Je vais intervenir en dernier et je vais forcément avoir un peu de redondance par rapport aux différents propos qui ont été tenus.

Je voudrais tout d'abord insister sur l'importance de la vocation industrielle de la Normandie. Je pense que c'est l'un des points essentiels. Au-delà de Rouen, qui a évidemment été touché à travers ce cas Lubrizol, l'industrie en Normandie, c'est 20 % de la valeur ajoutée, cinq points au-dessus de la moyenne nationale. C'est à peu près la même chose du point de vue de l'emploi, soit 16 % de l'emploi en Normandie et cinq points au-dessus de la moyenne nationale.

C'est vraiment un fait important, avec en Normandie, 80 sites Seveso dont 49 « seuil haut ». Dans ces seuils hauts ou sites Seveso, vous en avez un certain nombre qui sont effectivement dans la région rouennaise.

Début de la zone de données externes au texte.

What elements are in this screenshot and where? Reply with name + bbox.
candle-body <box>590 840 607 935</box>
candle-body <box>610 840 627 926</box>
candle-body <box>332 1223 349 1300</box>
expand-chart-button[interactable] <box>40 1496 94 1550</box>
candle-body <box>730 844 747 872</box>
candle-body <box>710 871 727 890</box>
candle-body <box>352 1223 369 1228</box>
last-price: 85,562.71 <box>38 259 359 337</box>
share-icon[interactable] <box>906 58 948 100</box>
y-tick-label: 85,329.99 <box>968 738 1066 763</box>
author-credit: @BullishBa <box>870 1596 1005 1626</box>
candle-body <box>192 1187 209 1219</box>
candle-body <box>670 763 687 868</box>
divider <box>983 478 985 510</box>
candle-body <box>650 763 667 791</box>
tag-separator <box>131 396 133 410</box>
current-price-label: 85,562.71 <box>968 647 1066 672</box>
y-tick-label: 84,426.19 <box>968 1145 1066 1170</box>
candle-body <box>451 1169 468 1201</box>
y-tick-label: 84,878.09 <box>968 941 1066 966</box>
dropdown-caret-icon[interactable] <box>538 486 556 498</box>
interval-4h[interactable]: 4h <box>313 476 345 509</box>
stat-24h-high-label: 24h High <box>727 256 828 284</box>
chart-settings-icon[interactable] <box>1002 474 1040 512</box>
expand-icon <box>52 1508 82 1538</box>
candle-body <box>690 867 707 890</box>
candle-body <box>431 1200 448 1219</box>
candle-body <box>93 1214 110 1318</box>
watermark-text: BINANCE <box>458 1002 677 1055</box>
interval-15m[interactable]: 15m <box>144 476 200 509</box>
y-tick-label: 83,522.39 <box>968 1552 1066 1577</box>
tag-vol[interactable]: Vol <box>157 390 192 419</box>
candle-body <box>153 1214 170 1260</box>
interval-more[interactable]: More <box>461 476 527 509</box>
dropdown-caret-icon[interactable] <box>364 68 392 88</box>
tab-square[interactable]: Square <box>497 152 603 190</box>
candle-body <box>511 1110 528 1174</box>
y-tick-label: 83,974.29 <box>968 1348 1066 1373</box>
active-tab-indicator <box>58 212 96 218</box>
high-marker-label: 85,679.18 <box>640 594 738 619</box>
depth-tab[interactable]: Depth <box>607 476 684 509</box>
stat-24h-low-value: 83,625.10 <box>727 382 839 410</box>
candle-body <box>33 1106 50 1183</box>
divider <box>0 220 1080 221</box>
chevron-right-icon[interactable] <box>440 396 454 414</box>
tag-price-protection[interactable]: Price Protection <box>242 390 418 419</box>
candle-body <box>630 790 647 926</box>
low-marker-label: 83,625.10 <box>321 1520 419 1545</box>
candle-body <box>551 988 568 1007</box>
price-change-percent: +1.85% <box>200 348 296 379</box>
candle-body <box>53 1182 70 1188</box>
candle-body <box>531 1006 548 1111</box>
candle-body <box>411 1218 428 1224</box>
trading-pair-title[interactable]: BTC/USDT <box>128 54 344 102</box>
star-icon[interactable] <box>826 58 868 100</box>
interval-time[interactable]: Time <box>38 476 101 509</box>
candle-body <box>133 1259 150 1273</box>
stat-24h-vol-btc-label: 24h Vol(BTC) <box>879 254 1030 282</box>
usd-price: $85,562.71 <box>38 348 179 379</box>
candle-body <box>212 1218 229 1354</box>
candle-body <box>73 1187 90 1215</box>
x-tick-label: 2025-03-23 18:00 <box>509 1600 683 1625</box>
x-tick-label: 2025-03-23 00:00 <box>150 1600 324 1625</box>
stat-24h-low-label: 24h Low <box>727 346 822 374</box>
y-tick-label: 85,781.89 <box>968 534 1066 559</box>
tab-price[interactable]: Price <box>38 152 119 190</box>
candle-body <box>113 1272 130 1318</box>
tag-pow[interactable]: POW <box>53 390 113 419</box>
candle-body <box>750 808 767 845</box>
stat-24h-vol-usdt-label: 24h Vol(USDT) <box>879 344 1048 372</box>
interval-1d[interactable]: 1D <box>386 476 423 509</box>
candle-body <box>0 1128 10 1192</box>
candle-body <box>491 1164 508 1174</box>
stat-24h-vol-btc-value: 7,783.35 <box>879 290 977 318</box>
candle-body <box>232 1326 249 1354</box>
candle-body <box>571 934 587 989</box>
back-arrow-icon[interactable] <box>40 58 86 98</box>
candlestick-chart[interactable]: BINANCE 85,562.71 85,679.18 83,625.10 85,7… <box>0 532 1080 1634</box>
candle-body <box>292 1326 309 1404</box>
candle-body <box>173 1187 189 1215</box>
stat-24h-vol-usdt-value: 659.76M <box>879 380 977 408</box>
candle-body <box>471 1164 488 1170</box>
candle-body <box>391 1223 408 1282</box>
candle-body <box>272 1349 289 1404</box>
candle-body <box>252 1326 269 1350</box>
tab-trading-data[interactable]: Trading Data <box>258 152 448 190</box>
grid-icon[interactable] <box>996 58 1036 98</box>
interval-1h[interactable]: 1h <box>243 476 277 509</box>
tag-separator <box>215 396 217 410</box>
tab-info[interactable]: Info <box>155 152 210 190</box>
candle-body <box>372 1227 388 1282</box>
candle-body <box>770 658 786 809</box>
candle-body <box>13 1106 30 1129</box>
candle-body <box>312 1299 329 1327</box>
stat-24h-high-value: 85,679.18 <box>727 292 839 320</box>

Quand nous nous recentrons sur Rouen, les quelques personnes rouennaises que nous avons pu rencontrer suite à cet incendie Lubrizol se sont découvert être des habitants dans un environnement industriel. Je me souviens d'une personne avec qui j'échangeais qui m'a dit : « j'habite à 500 mètres de Lubrizol et j'avais oublié qu'il y avait un « seuil haut » Seveso ici, et finalement on vit très bien avec un « seuil haut » Seveso, jusqu'à l'arrivée d'un incendie ». La plupart des Rouennais sont finalement dans ce cas-là puisque l'histoire de la Métropole de Rouen en matière industrielle est une histoire qui date du milieu du XIXè siècle. Il y a toujours eu de l'industrie à Rouen, avec évidemment une industrie qui est en transition et au-delà de Rouen, c'est toute la Vallée de Seine.

Je reviendrai après sur les détails des indemnisations mais les décisions qui ont été prises encore récemment, notamment avec la tenue du CODERST (conseil départemental de l'environnement et des risques sanitaires et technologiques) hier et les préconisations de la DREAL (direction régionale de l'environnement, de l'aménagement et du logement), sont plutôt positives dans le sens où une non-réouverture aurait été un signal catastrophique pour l'ensemble de l'économie de la Vallée de Seine. Cela aurait signifié tout simplement que lorsqu'il y a un problème de nature industrielle, un incendie, il n'y a pas de soutien de cette activité industrielle à Rouen, bien sûr, mais sur toute la Vallée de Seine. Le signal qui aurait été envoyé à l'ensemble des industries lourdes qui sont sur la vallée de Seine aurait été le suivant : « Si jamais vous avez un ennui un jour, ne comptez pas sur nous pour vous soutenir ». Cela signifie aussi que tout investissement, toute extension ou tout investissement et création auraient été problématiques, parce que vu de Paris et de partout ailleurs dans le monde, cette chose-là est presque perçue comme un test.

Nous avons rencontré des têtes de réseau, comme nous les appelons : le patron du groupe Normandie logistique et Eric Schnur, le patron « mondial » de Lubrizol. Au-delà de ses propres intérêts business de la reprise d'activité qui était liée à un écoulement des stocks de l'ensemble de ses clients au bout de six semaines, d'où l'importance de cette reprise, même partielle, qui est pour lui un signal à donner à ses clients. Cette reprise de Lubrizol est un signal plutôt positif pour l'ensemble de ces activités en Vallée de Seine.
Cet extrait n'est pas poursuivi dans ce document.